EFE. WASHINGTON
Los republicanos asestaron ayer un duro golpe al Partido Demócrata del presidente Barack Obama al ganar en las elecciones las gobernaciones de los estados de Virginia y Nueva Jersey, justo cuando se cumple un año de la histórica victoria demócrata en las elecciones a la presidencia de EE UU.

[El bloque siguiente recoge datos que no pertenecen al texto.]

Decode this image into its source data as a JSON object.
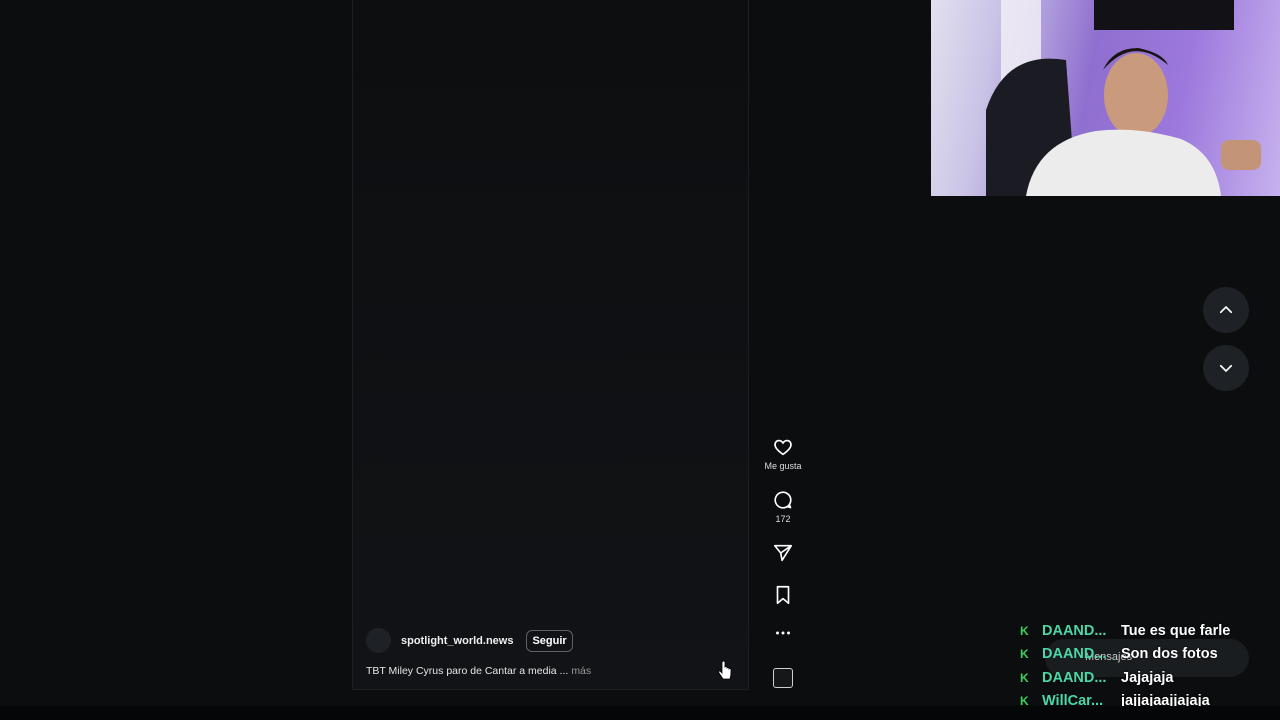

En Nueva Jersey, el republicano Chris Christie venció en un disputado escrutinio al titular demócrata, John Corzine, con el 50% de los votos contra 44 de su rival. En Virginia, la victoria republicana fue mucho más clara y allí el conservador Bob McDonell confirmó lo que vaticinaban las encuestas y derrotó al demócrata Craig Deeds por una diferencia superior a los 10 puntos porcentuales. La victoria republicana en ese estado se hizo todavía más nítida al confirmarse que sus candidatos también habían ganado la vicegobernación, así como el cargo de fiscal general.
En Nueva York, el independiente y millonario Michael Bloomberg consiguió un tercer mandato como alcalde de la ciudad de los rascacielos. Bloomberg, quien gastó 100 millones de dólares en su campaña, fue declarado ganador de la contienda con el 48,% de los votos contra el 47,6% de su rival, el demócrata William Thompson.
La posibilidad de una doble victoria republicana en Virginia y Nueva Jersey había sido anticipada por los expertos que indicaron que tendría un importante y negativo valor simbólico para la presidencia de Obama. "Si los republicanos ganan en ambos estados tratarán de crear dudas sobre la fortaleza política de Obama", dijo Thomas Schwartz, de la Universidad Vanderbilt en Tennessee, antes de los comicios.
Un 70% de los consultados en Virginia por el diario The Washington Post afirmó no pretender que su voto sea un veredicto sobre la gestión de Obama.
El portavoz de la Casa Blanca, Robert Gibbs, subrayó que estas elecciones no fueron un referéndum sobre Obama, pues los electores se pronunciaron sobre "asuntos muy locales que no tenían que ver con el presidente".
Obama hizo una intensa campaña a favor del derrotado gobernador de Nueva Jersey y visitó también Virginia para pedir el voto para el candidato demócrata.
La derrota de ambos ha planteado interrogantes sobre la influencia del presidente para movilizar a las bases del partido y para atraer a los legisladores moderados que necesita para impulsar su agenda legislativa.
Obama cumplió ayer el primer año desde la victoria que le llevó a la presidencia, con dos guerras abiertas, la crisis económica, y esta nueva pujanza de los republicanos. Para el primer presidente afroamericano no hubo celebraciones y su programa de trabajo sólo incluyó un viaje al estado de Wisconsin, donde pronunció un discurso sobre educación.
Además de los reveses electorales, el primer año desde su histórico triunfo electoral sorprende a Obama sumido en la búsqueda de una nueva estrategia para el conflicto de Afganistán y una pronta decisión sobre si envía más tropas a ese país.
También ha comenzado a apagarse la alegría de su victoria y las encuestas de su popularidad, que llegó al 70% cuando asumió la presidencia en enero de este año, es ahora alrededor del 55%.
Esa popularidad se vio afianzada por la promesa de cerrar en el plazo de un año la prisión de Guantánamo (Cuba), propiciar un acuerdo de paz para el Oriente Medio, así como sus anuncios de que un plan de estímulo lograría sacar al país de la recesión. Pero esas promesas parecen haber sido más difíciles de cumplir que lo que pareció creer el mandatario.